Pikirannya melayang jauh ke beberapa bulan yang lalu. Saat dirinya masih seorang souke Hyuuga yang mendadak—karena sebuah kesalahan fatal saat misi— menjadi istri sah dari seorang Uchiha Sasuke. ia masih ingat jelas saat Hokage menatapnya dengan tatapan menyesal karena segel yang telah dibuat pada gulungan pernikahan sialan itu tidak semudah itu dilepaskan. Paling cepat pun, sekitar lima bulan menjalani pernikahan dan diceraikan barulah ia bisa bebas. Ayahnya yang memang menginginkan Hanabi menjadi pewaris dengan tenang membiarkannya dinikahi begitu saja. Hinata menarik napas dalam-dalam, Sasuke bahkan tidak mengatakan apa-apa saat pernikahan mereka dilaksanakan begitu saja seminggu setelah gulungan itu disegel.
Pria itu tak mengatakan apa-apa namun ia juga tidak mau menceraikannya. Setidaknya Hinata bersyukur, sampai sekarang pria yang menjabat sebagai suaminya itu belum pernah menyentuhnya secara intim. Mungkin Sasuke sadar bahwa Hinata memang tidak pernah menyetujui hal ini sedari awal. Hinata memijit pelipisnya. Hinata menatap kediaman Uchiha yang ditempatinya sekarang.
Apa yang harus ia lakukan sekarang?
Belajar mencintai?
Atau tetap minta cerai?
Hinata tidak pernah merasakan dirinya selabil ini kecuali saat bersama Naruto dulu. Dulu.
.
.
Uchiha Sasuke berkeliling kota dengan topeng anbu berbentuk gagak. Tidak ada misi khusus dari Hokage, hanya sekadar berpatroli saja. Ia melewati perumahan-perumahan dengan cepat. Mengawasi segala sesuatu dan tidak menemukan kejanggalan. Ia berhenti di dahan sebuah pohon tua. Ia memutuskan untuk duduk dan mengamati sesuatu di kejauhan.

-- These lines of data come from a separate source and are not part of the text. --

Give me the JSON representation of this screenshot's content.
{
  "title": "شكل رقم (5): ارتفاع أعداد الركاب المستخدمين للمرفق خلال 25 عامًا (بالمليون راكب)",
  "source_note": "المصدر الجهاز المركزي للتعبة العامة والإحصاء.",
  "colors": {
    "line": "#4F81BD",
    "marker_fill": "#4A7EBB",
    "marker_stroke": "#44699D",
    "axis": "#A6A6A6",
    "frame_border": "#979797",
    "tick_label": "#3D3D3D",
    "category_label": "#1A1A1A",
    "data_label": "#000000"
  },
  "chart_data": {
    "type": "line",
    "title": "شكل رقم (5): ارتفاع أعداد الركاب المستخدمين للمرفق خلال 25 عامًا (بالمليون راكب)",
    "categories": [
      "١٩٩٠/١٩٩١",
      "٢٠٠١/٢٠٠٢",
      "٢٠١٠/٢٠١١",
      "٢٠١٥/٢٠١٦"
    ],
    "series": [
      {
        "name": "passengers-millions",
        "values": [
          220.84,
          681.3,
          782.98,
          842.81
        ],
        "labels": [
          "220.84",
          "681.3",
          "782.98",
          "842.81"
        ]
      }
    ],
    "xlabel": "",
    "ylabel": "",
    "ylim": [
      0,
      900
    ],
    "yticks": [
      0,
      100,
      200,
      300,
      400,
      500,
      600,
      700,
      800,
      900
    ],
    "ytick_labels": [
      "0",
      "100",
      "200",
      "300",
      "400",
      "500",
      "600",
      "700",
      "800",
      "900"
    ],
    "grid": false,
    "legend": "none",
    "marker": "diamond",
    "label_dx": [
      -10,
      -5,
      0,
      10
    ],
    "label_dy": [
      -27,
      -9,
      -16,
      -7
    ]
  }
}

Helaan napas mengisi kesunyian.
Ceraikan aku.
Kata-kata Hinata terus menggema di telingannya.
Haruskah ia menceraikan gadis itu? Jujur saja, Sasuke memang tidak memiliki niat apa-apa saat ia memutuskan menikahi souke Hyuuga itu. Yang ada di pikirannya saat itu hanyalah kebebasan. Dan juga sebuah pemikiran bahwa Hinata bukanlah salah satu dari penggemarnya dan ia cenderung lebih tenang dibandingkan gadis mana pun yang ada di desa membuat Sasuke merasa yakin bahwa pilihannya tepat.
Namun cinta datang di saat yang kurang tepat.
Melihat gadis itu begitu menentang dominasinya membuatnya terdistraksi. Melihatnya tersenyum lembut pada apa saja. Melihatnya tertawa anggun. Semua hal sederhana itu membuatnya tertarik untuk tahu lebih banyak lagi. Membuatnya lama kelamaan jatuh dalam pesona sang Hyuuga yang kini telah menjadi Uchiha.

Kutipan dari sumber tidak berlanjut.